While waiting for full digitalization, which is expected to help eradicate corruption at the Bureau of Customs (BoC), Commissioner Ariel Nepomuceno is implementing a system of cooperation to curb irregularities, which the agency is notorious for.
Nepomuceno said automation is expected to be in place next year.
In terms of ease of doing business, traders have been directed to be accredited, which means importers, brokers and consignees, “so they don’t have problems every year and are exposed to possible abuses.”
He said a work in progress is a policy that BoC personnel will not be allowed to moonlight as brokers. “I will dismiss people, I will file cases. There are a lot of those,” Nepomuceno said.
Since the practice is pervasive, all personnel were told to make a manifestation in a certificate that neither they nor their relatives, now or previously, had an interest or participation in brokerage activities.

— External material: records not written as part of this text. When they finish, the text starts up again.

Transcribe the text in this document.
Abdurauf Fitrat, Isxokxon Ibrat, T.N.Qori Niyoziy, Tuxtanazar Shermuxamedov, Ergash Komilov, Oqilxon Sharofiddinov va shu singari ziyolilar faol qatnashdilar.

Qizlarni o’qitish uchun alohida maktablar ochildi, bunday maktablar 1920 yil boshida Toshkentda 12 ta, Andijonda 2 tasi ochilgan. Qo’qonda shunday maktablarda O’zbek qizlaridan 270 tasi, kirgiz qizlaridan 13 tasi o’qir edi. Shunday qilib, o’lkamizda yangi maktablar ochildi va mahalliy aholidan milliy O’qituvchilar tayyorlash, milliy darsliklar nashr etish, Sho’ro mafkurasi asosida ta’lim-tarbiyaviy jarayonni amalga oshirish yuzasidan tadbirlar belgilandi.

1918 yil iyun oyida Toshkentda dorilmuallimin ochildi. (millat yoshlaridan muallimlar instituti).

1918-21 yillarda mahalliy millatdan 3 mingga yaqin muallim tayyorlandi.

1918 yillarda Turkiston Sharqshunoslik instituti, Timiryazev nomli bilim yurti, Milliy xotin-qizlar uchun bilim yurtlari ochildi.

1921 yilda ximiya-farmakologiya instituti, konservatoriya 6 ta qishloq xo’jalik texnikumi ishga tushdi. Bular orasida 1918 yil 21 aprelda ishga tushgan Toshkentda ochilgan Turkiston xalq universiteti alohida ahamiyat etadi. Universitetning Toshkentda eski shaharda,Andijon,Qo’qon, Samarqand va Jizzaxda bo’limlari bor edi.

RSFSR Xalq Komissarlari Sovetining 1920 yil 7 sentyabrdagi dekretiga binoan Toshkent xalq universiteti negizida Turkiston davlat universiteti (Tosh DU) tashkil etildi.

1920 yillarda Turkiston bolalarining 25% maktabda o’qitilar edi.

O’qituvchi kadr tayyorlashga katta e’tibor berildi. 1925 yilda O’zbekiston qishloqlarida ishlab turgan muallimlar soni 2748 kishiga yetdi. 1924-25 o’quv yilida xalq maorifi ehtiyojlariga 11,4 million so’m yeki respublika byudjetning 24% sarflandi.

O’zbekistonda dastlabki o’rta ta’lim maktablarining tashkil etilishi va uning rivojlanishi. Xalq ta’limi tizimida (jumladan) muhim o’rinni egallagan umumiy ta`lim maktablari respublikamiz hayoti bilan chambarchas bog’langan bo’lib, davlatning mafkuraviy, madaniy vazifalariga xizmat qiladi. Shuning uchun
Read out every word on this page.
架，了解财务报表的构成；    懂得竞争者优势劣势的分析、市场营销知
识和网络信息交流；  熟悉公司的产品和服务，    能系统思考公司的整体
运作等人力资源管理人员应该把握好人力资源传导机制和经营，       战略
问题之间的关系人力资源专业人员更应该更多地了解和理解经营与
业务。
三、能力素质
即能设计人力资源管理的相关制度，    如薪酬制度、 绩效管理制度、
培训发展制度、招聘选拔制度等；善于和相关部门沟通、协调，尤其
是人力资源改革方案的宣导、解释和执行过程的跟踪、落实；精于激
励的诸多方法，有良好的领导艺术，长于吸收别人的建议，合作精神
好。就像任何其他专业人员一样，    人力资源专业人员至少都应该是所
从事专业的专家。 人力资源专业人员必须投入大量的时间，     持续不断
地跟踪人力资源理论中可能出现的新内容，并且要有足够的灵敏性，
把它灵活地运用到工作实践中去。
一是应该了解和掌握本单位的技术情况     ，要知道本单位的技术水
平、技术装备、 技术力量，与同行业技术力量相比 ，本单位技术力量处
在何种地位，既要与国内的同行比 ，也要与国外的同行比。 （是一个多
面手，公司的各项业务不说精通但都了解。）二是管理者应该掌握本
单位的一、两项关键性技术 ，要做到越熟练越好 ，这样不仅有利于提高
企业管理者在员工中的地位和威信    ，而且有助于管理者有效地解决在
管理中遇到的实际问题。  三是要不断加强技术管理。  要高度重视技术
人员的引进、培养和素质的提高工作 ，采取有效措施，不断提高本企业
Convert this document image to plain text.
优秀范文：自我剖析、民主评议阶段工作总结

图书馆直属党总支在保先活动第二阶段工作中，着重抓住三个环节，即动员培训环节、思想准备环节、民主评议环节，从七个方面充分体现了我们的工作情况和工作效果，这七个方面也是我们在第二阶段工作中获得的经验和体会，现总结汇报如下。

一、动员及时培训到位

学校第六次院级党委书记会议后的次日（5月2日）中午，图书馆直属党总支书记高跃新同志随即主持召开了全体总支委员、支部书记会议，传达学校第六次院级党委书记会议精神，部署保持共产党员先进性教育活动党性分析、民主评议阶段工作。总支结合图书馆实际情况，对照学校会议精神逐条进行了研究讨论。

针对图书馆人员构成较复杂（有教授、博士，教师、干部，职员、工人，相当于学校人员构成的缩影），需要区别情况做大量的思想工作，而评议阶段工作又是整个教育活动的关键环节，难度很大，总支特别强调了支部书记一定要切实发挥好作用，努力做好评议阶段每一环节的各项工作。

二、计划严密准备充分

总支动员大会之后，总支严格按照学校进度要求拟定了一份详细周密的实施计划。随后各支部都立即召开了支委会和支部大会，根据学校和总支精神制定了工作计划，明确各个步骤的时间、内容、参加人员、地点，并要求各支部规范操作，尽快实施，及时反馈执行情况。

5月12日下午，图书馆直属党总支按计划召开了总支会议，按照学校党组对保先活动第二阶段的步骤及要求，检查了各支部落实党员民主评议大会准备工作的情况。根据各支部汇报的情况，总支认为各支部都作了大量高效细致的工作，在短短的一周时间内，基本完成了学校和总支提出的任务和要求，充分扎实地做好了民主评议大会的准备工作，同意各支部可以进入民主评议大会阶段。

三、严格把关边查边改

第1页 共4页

Those who admitted that they or their relatives had a business interest before will not be penalized since that’s not prohibited. Around 138 manifested they had an interest in a brokerage business out of more than 5,000 personnel.
“We will monitor them,” Nepomuceno said.
“We have an automated risk management system that we can use to see whether those brokerage firms or importers obtained “a discount or are paying a low price. We can monitor that,” he added.
The BoC chief said the disclosure is needed since failure to declare “would be fraud. Once we find out later that they lied, since the declarations are notarized, that can mean a lot of problems for them.”
“We have an enforcement group and an intelligence group. That’s one of their tasks to give me feedback and I assure the general public that once I have the information, we will act decisively,” he said.